We conclude that the officers possessed a founded suspicion based on the store clerk’s information about four males which led to the location of the first vehicle. The officer then learned that one of the owner’s brothers had borrowed the car when he noticed one of the brothers drive by with three other males. This observation justified a temporary stop to gain additional information in light of the facts known to the officer at the time. United States v. Hensley, 469 U.S. 221, 105 S.Ct. 675, 83 L.Ed.2d 604 (1985); State v. Arnold, 475 So.2d 301 (Fla. 2d DCA 1985).

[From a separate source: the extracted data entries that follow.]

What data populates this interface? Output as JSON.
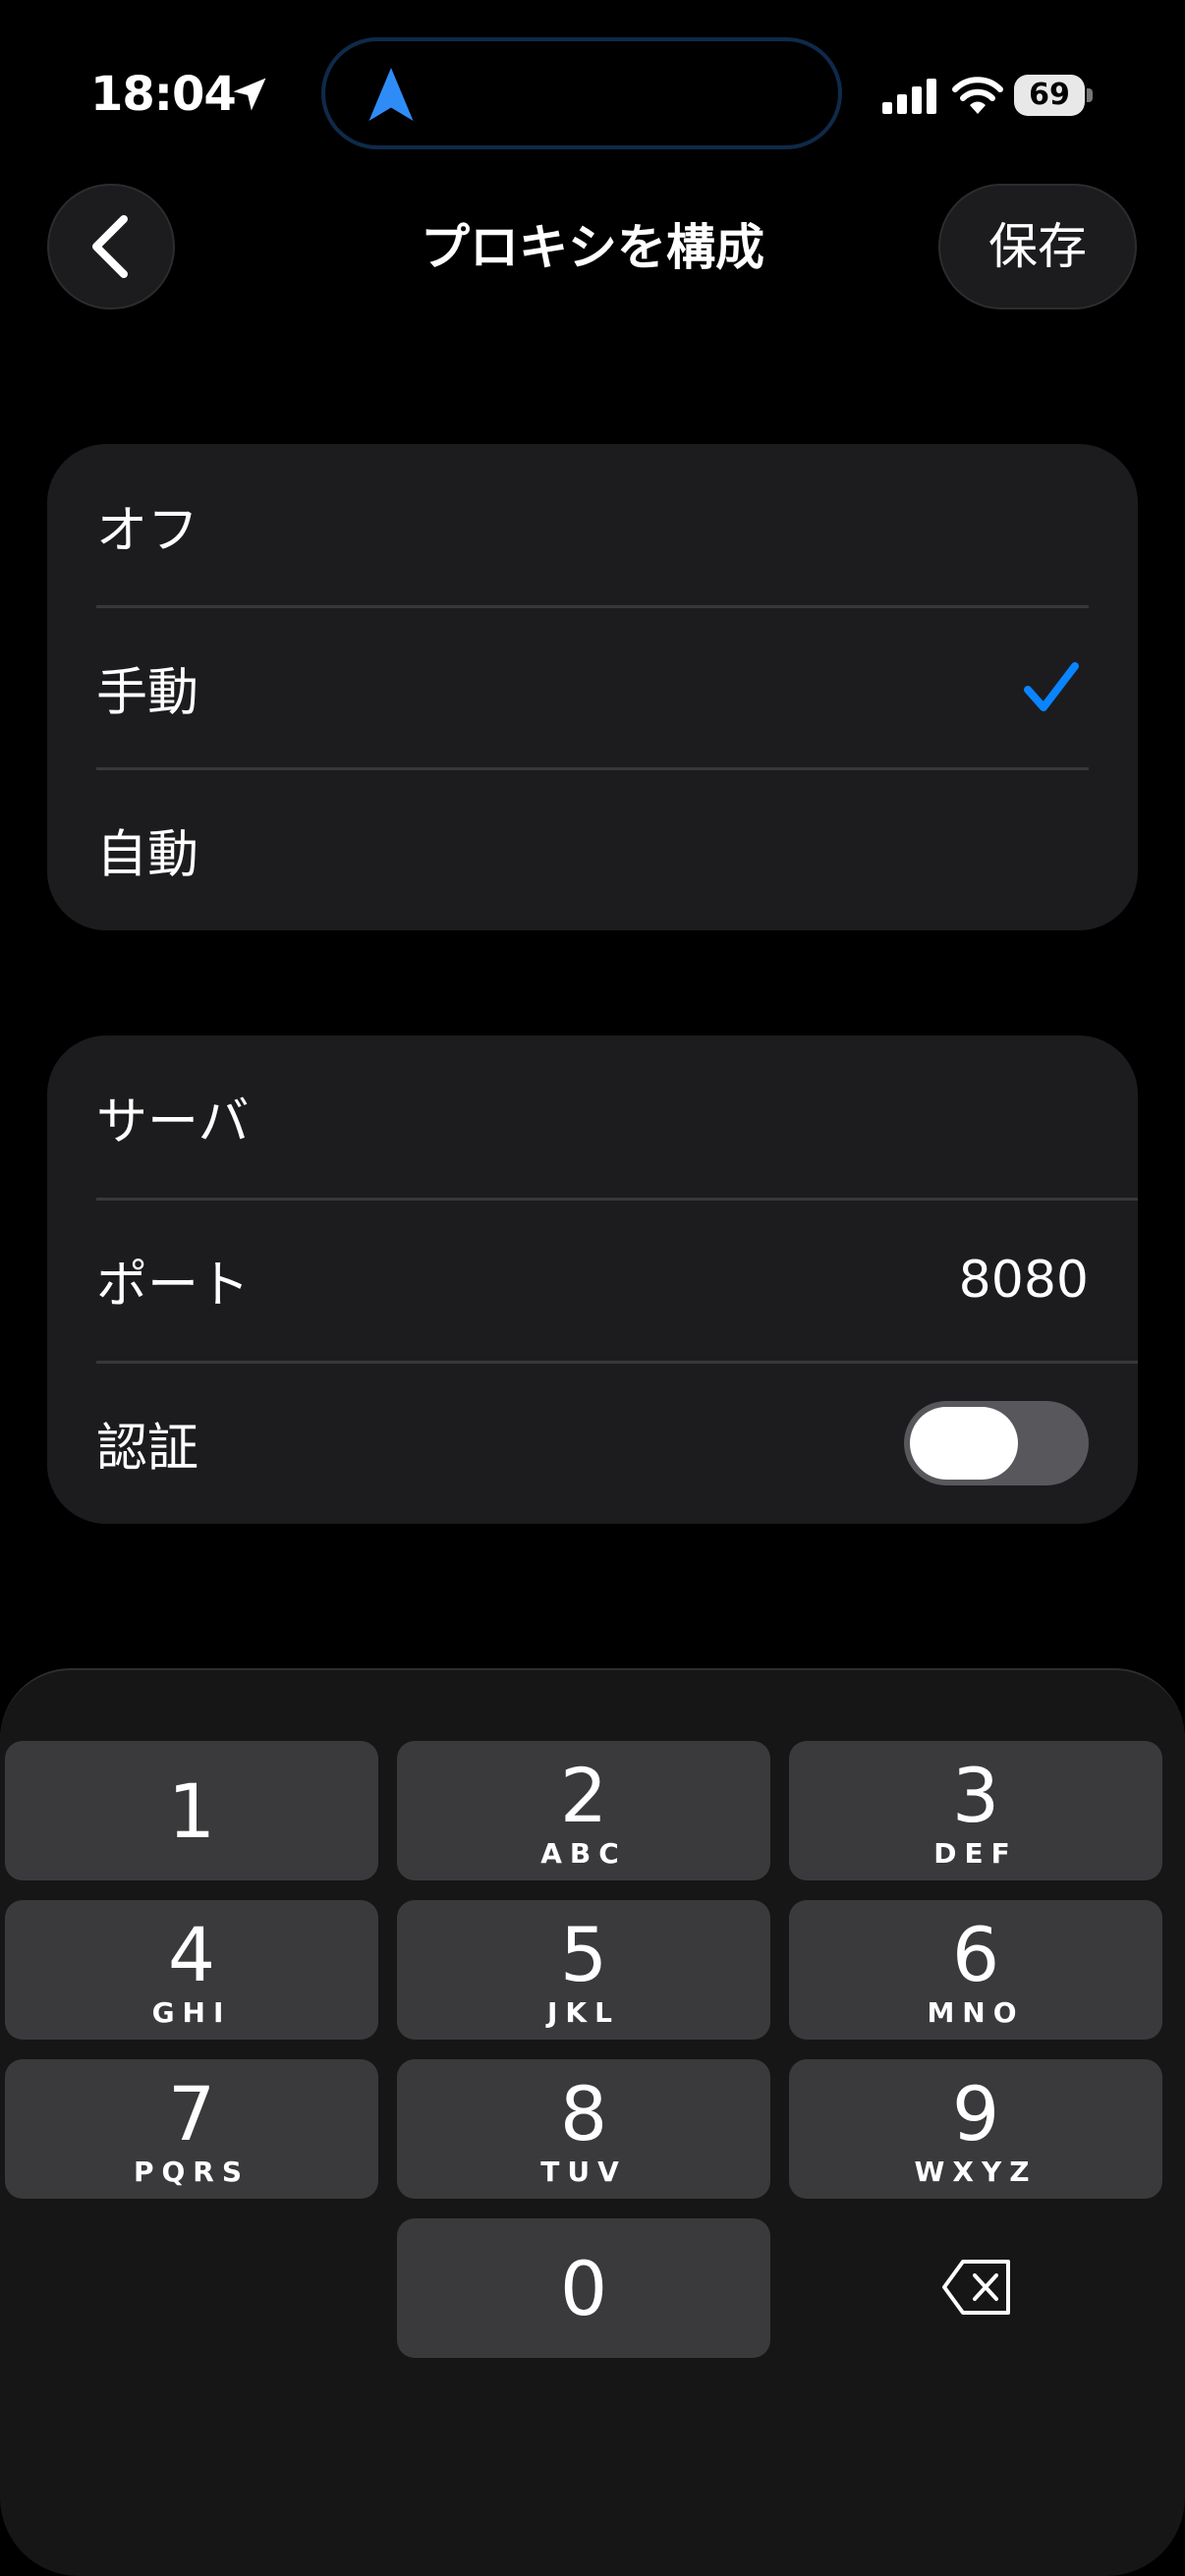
{
  "status_bar": {
    "time": "18:04",
    "battery": "69"
  },
  "nav": {
    "title": "プロキシを構成",
    "save_label": "保存"
  },
  "mode_options": [
    {
      "label": "オフ",
      "selected": false
    },
    {
      "label": "手動",
      "selected": true
    },
    {
      "label": "自動",
      "selected": false
    }
  ],
  "settings": {
    "server_label": "サーバ",
    "port_label": "ポート",
    "port_value": "8080",
    "auth_label": "認証",
    "auth_enabled": false
  },
  "keypad": [
    {
      "digit": "1",
      "letters": ""
    },
    {
      "digit": "2",
      "letters": "ABC"
    },
    {
      "digit": "3",
      "letters": "DEF"
    },
    {
      "digit": "4",
      "letters": "GHI"
    },
    {
      "digit": "5",
      "letters": "JKL"
    },
    {
      "digit": "6",
      "letters": "MNO"
    },
    {
      "digit": "7",
      "letters": "PQRS"
    },
    {
      "digit": "8",
      "letters": "TUV"
    },
    {
      "digit": "9",
      "letters": "WXYZ"
    },
    {
      "digit": "0",
      "letters": ""
    }
  ],
  "colors": {
    "accent": "#0a84ff",
    "group_bg": "#1c1c1e",
    "key_bg": "#3a3a3c"
  }
}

This conclusion is not dispositive, however, because we conclude that the lower court erred by classifying the officer’s contact with Crosby as an invalid stop under Carter. Rather, this contact was a mere street encounter initiated by Crosby. The facts established that before the car was stopped by the officer, Crosby exited the vehicle and entered his house. Crosby then initiated the encounter by voluntarily returning to the automobile where he agreed to accompany the officers to the scene of the crime. When an officer comes into contact with a citizen in public, asks questions and the citizen voluntarily cooperates, there is no Fourth Amendment intrusion because this is a mere street encounter as opposed to a detention. Florida v. Royer, 460 U.S. 491, 103 S.Ct. 1319, 75 L.Ed.2d 229 (1983); United States v. Mendenhall, 446 U.S. 544, 100 S.Ct. 1870, 64 L.Ed.2d 497 (1980); Graham v. State, 495 So.2d 852 (Fla. 4th DCA 1986); State v. Smith, 477 So.2d 658 (Fla. 5th DCA 1985); Burke v. State, 465 So.2d 1337 (Fla. 5th DCA 1985); State v. Walden, 464 So.2d 691 (Fla. 5th DCA 1985); State v. Rawlings, 391 So.2d 269 (Fla. 4th DCA 1980), rev. denied, 399 So.2d 1145 (1981). Accordingly, the order below granting the motion to suppress is reversed.

REVERSED and REMANDED for further proceedings.

COBB, J., and LEE, R.E., Associate Judge, concur. 
      
      . Terry v. Ohio, 392 U.S. 1, 88 S.Ct. 1868, 20 L.Ed.2d 889 (1968).